I dati alla lente d’ingrandimento

Dalla lettura del dossier emerge poi che quasi l’87% dei casi sono stati acclarati mediante il test dell’antigene urinario, e circa l’11% tramite coltura. Di questi ultimi, il 5% sono stati cagionati da tipologie di Legionella non pneumophila (come, per esempio, la Legionella Longbeachae, Bozemanii e Micadei). Si evince altresì che la maggioranza dei contagi ha interessato individui di sesso maschile, di età pari o superiore a 65 anni, La Legionella continua dunque a mostrare una maggiore incidenza tra gli uomini, forse a causa di alcune cattive abitudini maggiormente diffuse nel mondo maschile (come il tabagismo e l’abuso di alcol) e della maggiore esposizione a impianti e sistemi in cui la Legionella può proliferare (basti pensare, come esempio, che la manutenzione degli apparati aeraulici è spesso affidata gli uomini).

La Legionella in Italia

Osservato il panorama europeo, è tempo di verificare la situazione italiana, ove il 2020 si è concluso con la cifra di 2074 soggetti affetti da Legionellosi (2021 confermati, 53 probabili). Entro i confini nazionali, l’andamento del contagio – in calo del 33% rispetto al 2019 – mostra inoltre una certa differenziazione geografica così sintetizzabile:

Nord50 casi per milione di abitanti
Centro40,5 casi per milione di abitanti
Sud10,5 casi per milione di abitanti

Più nello specifico, il report consente di verificare che il 74% dei contagi totali si è registrato in Piemonte, Lombardia, Veneto, Emilia Romagna, Toscana, Lazio; il restante 25% nelle altre 15 entità regionali e nelle province autonome di Trento e Bolzano.

Lievi differenze tra Europa e Italia

Tra contesto continentale e nazionale, gli aspetti peculiari del contagio non variano di molto. Se il report ECDC parla di contagiati di età uguale o maggiore a 65 anni, quello firmato dall’ISS specifica che l’età media è di 66,2 anni.

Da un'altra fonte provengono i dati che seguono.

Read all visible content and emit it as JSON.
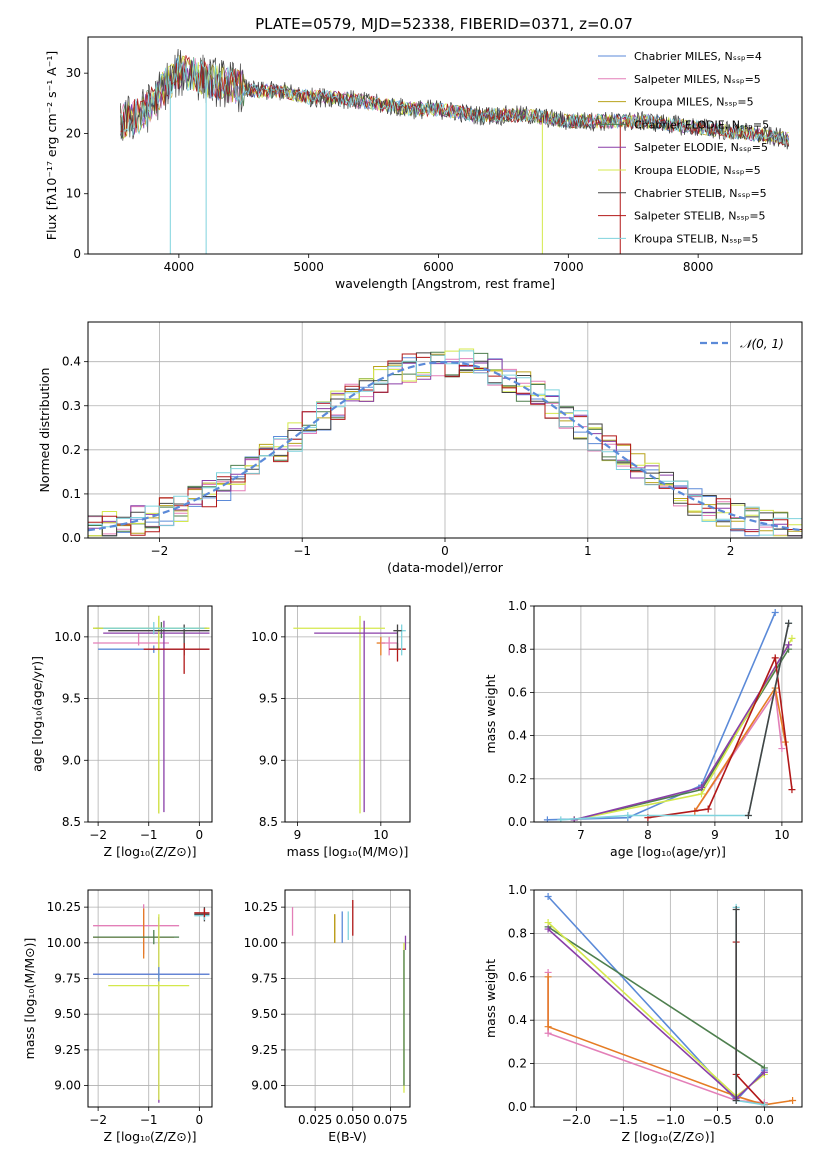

A coincidere è altresì il fattore legato al sesso: anche in Italia, la percentuale di ammalati annovera in larga parte uomini (69%), con un rapporto tra maschi e femmine pari a 2,2:1. L’indagine condotta dall’ISS permette poi di capire qualcosa in più circa i fattori di rischio e le potenziali esposizioni. Da essi risulta infatti che – in percentuali varie – i 2074 contagiati:

  • Avevano trascorso almeno una notte in un luogo diverso dalla propria abitazione (campeggi, hotel, ecc…);
  • Erano stati ricoverati in strutture ospedaliere;
  • Erano residenti in RSA, case di riposo per anziani, o strutture di riabilitazione;
  • Avevano frequentato una piscina;
  • Avevano beneficiato di cure odontoiatriche;
  • Si trovavano in carcere o in comunità.

Il dossier specifica poi che molti casi (87,4% del totale) risultano annoverabili tra quelli di origine comunitaria (ossia non nota), in quanto riguardanti soggetti che non hanno mai soggiornato fuori casa durante il periodo di incubazione.

Conclusioni

Le notizie provenienti dall’ECDC e dall’ISS non lasciano spazio a dubbi: la Legionella resta un batterio da cui è fondamentale difendersi. I numeri sono lì a ribadirlo, sebbene essi siano più bassi rispetto all’anno precedente. Un calo che, però, non permette di allentare le misure di sicurezza, perché probabilmente dovuto alle restrizioni poste in essere dalla necessità di arginare il CoViD-19, le quali hanno avuto impatto anche sulla diffusione della Malattia del legionario. L’allentamento delle restrizioni può dunque dare nuovo impulso all’agente patogeno, la cui pericolosità va pertanto monitorata. Fondamentale in tal senso resta la prevenzione sanitaria, specie tra i soggetti più vulnerabili, così come il mantenimento di eccellenti standard qualitativi nella manutenzione di impianti, sistemi e apparecchiature in cui la Legionella può proliferare.